ORS 308A.706 provides, in pertinent part:

"(1) Notwithstanding that land may have been disqualified from special assessment, the additional taxes described under ORS 308A.703 shall not be imposed and shall remain a potential tax liability if, as of the date the disqualification is taken into account on the assessment and tax roll, the land is any of the following:

"(a) Disqualified exclusive farm use zone farmland * * * that:

"(A) Is not being used as farmland; and

"(B) Is not being used for industrial, commercial, residential or other use that is incompatible with a purpose to return the land to farm use.

" * * * * *

"(2) In any case where the additional tax is deferred under the provisions of this section but may subsequently be imposed under ORS 308A.712, the county assessor shall continue to enter the notation 'potential additional tax liability' on the assessment and tax roll."

which, in the case of EFU land, imposes a penalty in the form of an additional tax equal to the difference between the taxes assessed against the land and the taxes that would otherwise have been assessed against the land for the last 10 years. ORS 308A.703(2), (3). That is the manner in which the penalty was calculated here. However, that penalty will not be imposed and will only appear as a potential tax liability if the land is not used for any purpose incompatible with farm use.
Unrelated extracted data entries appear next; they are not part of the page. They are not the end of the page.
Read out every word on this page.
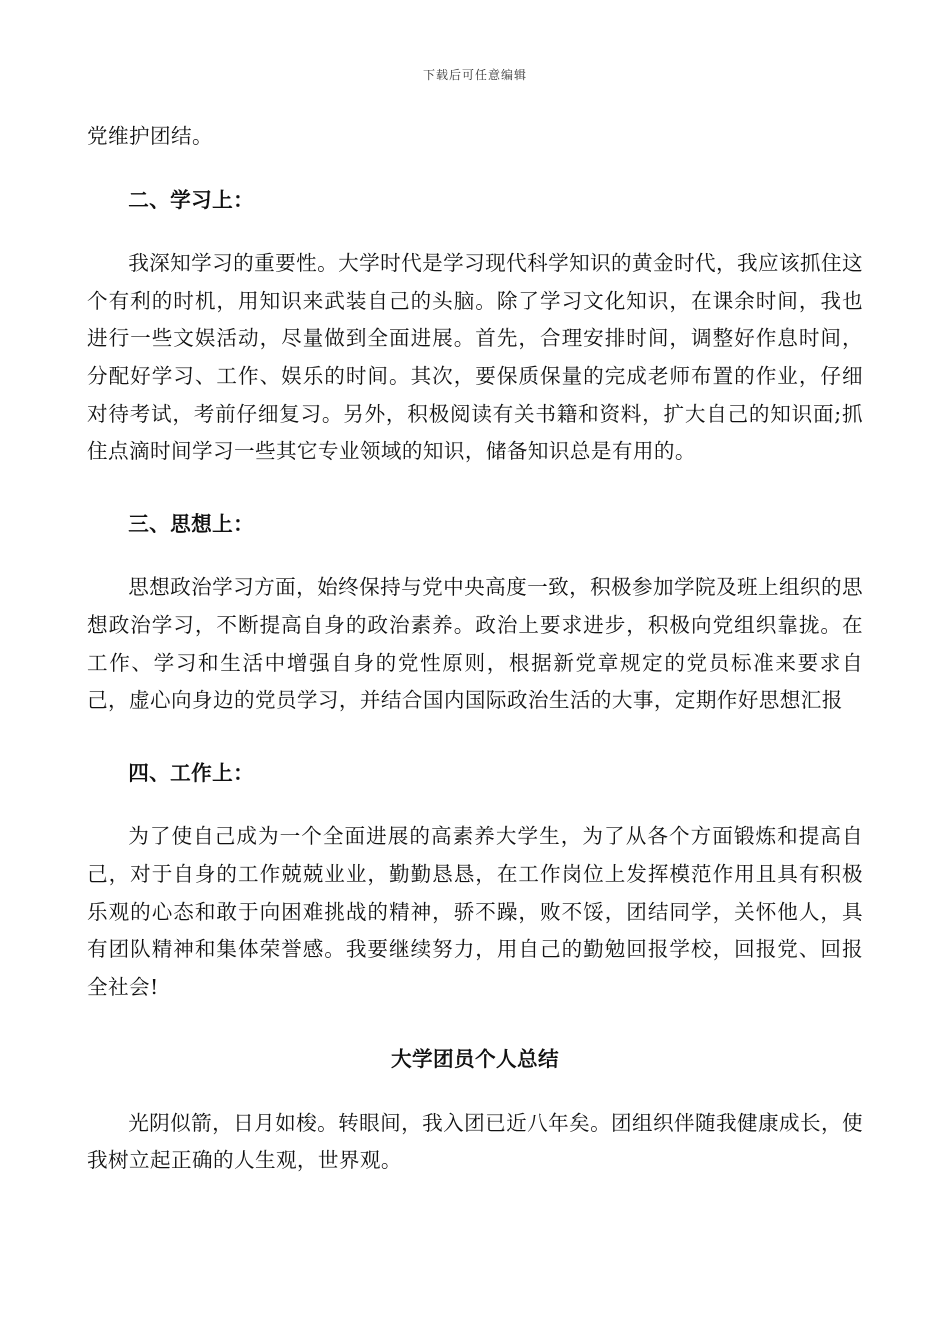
下载后可任意编辑

党维护团结。

二、学习上：

我深知学习的重要性。大学时代是学习现代科学知识的黄金时代，我应该抓住这个有利的时机，用知识来武装自己的头脑。除了学习文化知识，在课余时间，我也进行一些文娱活动，尽量做到全面进展。首先，合理安排时间，调整好作息时间，分配好学习、工作、娱乐的时间。其次，要保质保量的完成老师布置的作业，仔细对待考试，考前仔细复习。另外，积极阅读有关书籍和资料，扩大自己的知识面;抓住点滴时间学习一些其它专业领域的知识，储备知识总是有用的。

三、思想上：

思想政治学习方面，始终保持与党中央高度一致，积极参加学院及班上组织的思想政治学习，不断提高自身的政治素养。政治上要求进步，积极向党组织靠拢。在工作、学习和生活中增强自身的党性原则，根据新党章规定的党员标准来要求自己，虚心向身边的党员学习，并结合国内国际政治生活的大事，定期作好思想汇报

四、工作上：

为了使自己成为一个全面进展的高素养大学生，为了从各个方面锻炼和提高自己，对于自身的工作兢兢业业，勤勤恳恳，在工作岗位上发挥模范作用且具有积极乐观的心态和敢于向困难挑战的精神，骄不躁，败不馁，团结同学，关怀他人，具有团队精神和集体荣誉感。我要继续努力，用自己的勤勉回报学校，回报党、回报全社会!

大学团员个人总结

光阴似箭，日月如梭。转眼间，我入团已近八年矣。团组织伴随我健康成长，使我树立起正确的人生观，世界观。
ORS 308A.706(1)(a), (2). If Plaintiffs begin farming again next year as planned, the parcel can requalify for special assessment. It is only when the land is used for purposes incompatible with farm use that the penalty will cease to be a potential liability and will be imposed. ORS 308A.712(2). See also Douglas County v. Dept. of Rev., 316 Or 383, 387-88 (1993). Plaintiffs claim it is inequitable to assess back taxes for 10 years. However, that is the state of the law and the court must enforce the law as written. Any arguments about fairness are better addressed to the legislature.
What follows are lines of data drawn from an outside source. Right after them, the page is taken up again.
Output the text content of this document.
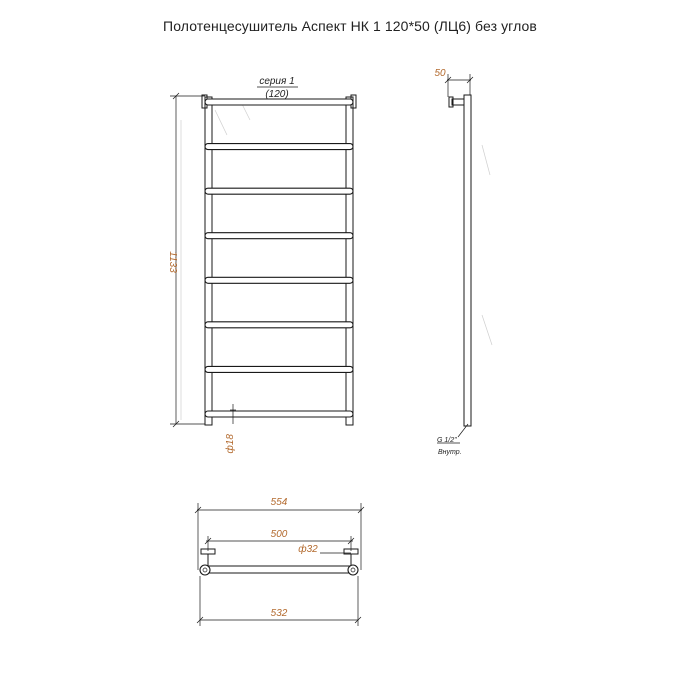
Полотенцесушитель Аспект НК 1 120*50 (ЛЦ6) без углов
1133
серия 1
(120)
ф18
50
G 1/2"
Внутр.
554
500
ф32
532
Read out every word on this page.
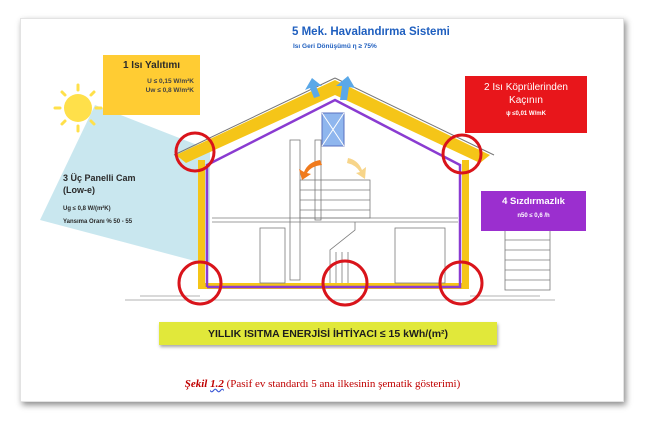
5 Mek. Havalandırma Sistemi
Isı Geri Dönüşümü η ≥ 75%
1 Isı Yalıtımı
U ≤ 0,15 W/m²K
Uw ≤ 0,8 W/m²K	2 Isı Köprülerinden
Kaçının
ψ ≤0,01 W/mK
3 Üç Panelli Cam
(Low-e)
Ug ≤ 0,8 W/(m²K)
Yansıma Oranı % 50 - 55
4 Sızdırmazlık
n50 ≤ 0,6 /h
YILLIK ISITMA ENERJİSİ İHTİYACI ≤ 15 kWh/(m²)
Şekil 1.2 (Pasif ev standardı 5 ana ilkesinin şematik gösterimi)
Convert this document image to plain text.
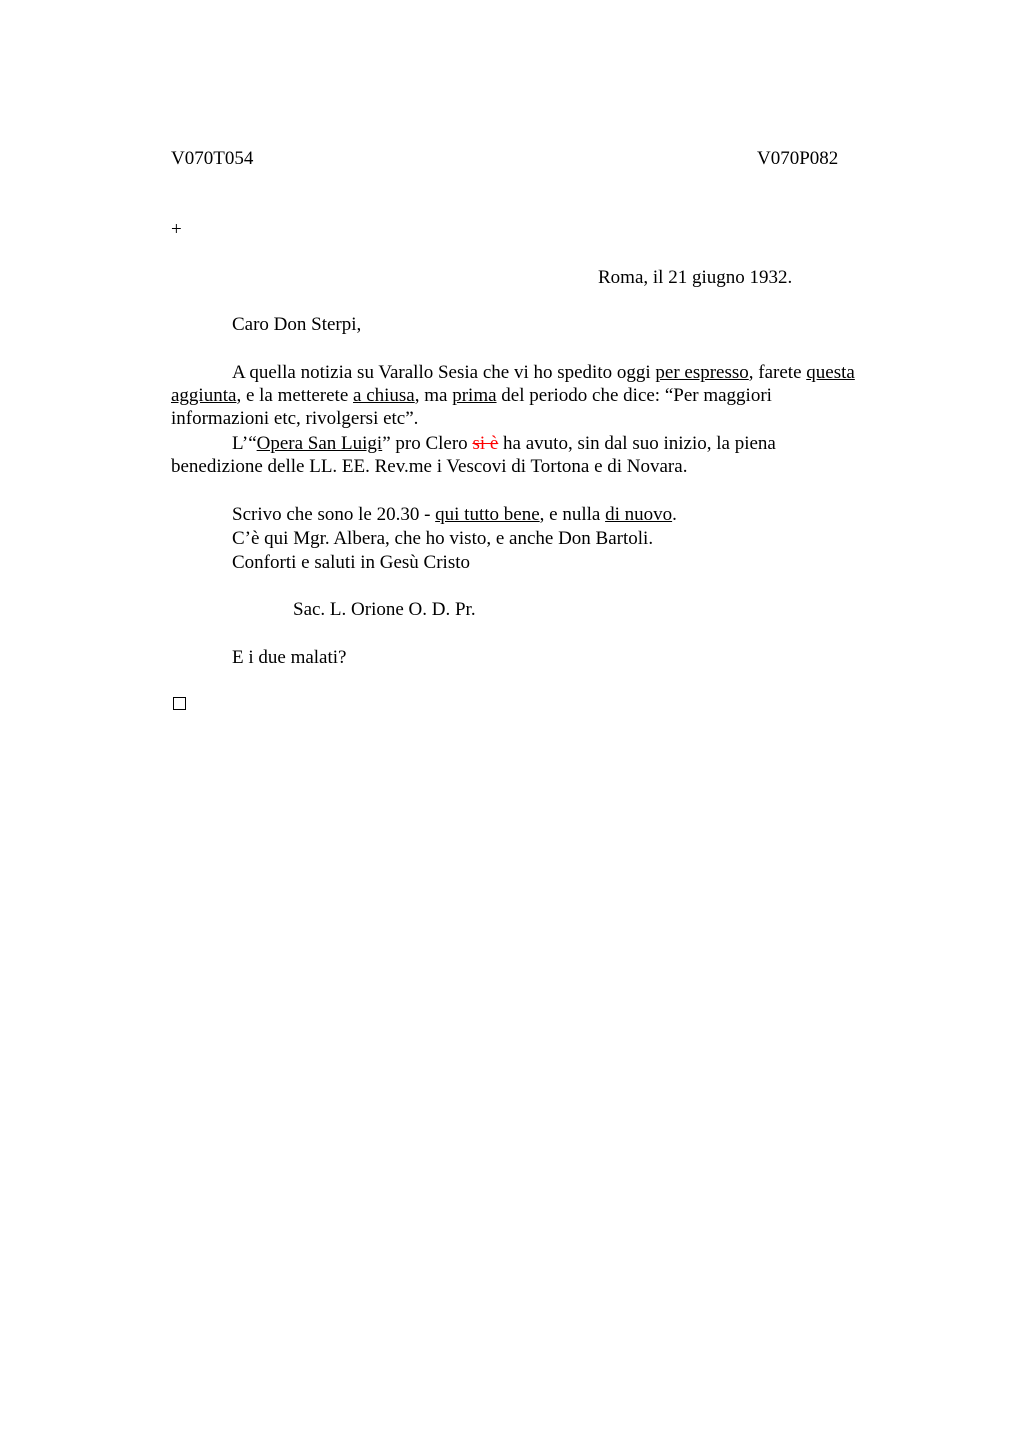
V070T054	V070P082
+
Roma, il 21 giugno 1932.
Caro Don Sterpi,
A quella notizia su Varallo Sesia che vi ho spedito oggi per espresso, farete questa
aggiunta, e la metterete a chiusa, ma prima del periodo che dice: “Per maggiori
informazioni etc, rivolgersi etc”.
L’“Opera San Luigi” pro Clero si è ha avuto, sin dal suo inizio, la piena
benedizione delle LL. EE. Rev.me i Vescovi di Tortona e di Novara.
Scrivo che sono le 20.30 - qui tutto bene, e nulla di nuovo.
C’è qui Mgr. Albera, che ho visto, e anche Don Bartoli.
Conforti e saluti in Gesù Cristo
Sac. L. Orione O. D. Pr.
E i due malati?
The court concludes that, on January 1, 2005, Plaintiffs were not engaged in the current employment of either the tillable land or pastureland for the primary purpose of obtaining a profit in money. Now, therefore,

 IT IS THE DECISION OF THIS COURT that Defendant's disqualification of the property identified as Account 7385 for the 2005-06 tax year is affirmed.

 If you want to appeal this decision, file a complaint in the Regular Division of the Oregon Tax Court, by mailing to: 1163 State Street, Salem, OR 97301- 2563; or by hand delivery to: Fourth Floor, 1241 State Street, Salem, OR.

 Your complaint must be submitted within 60 days after the date of the decision or this decision becomes final and cannot be changed.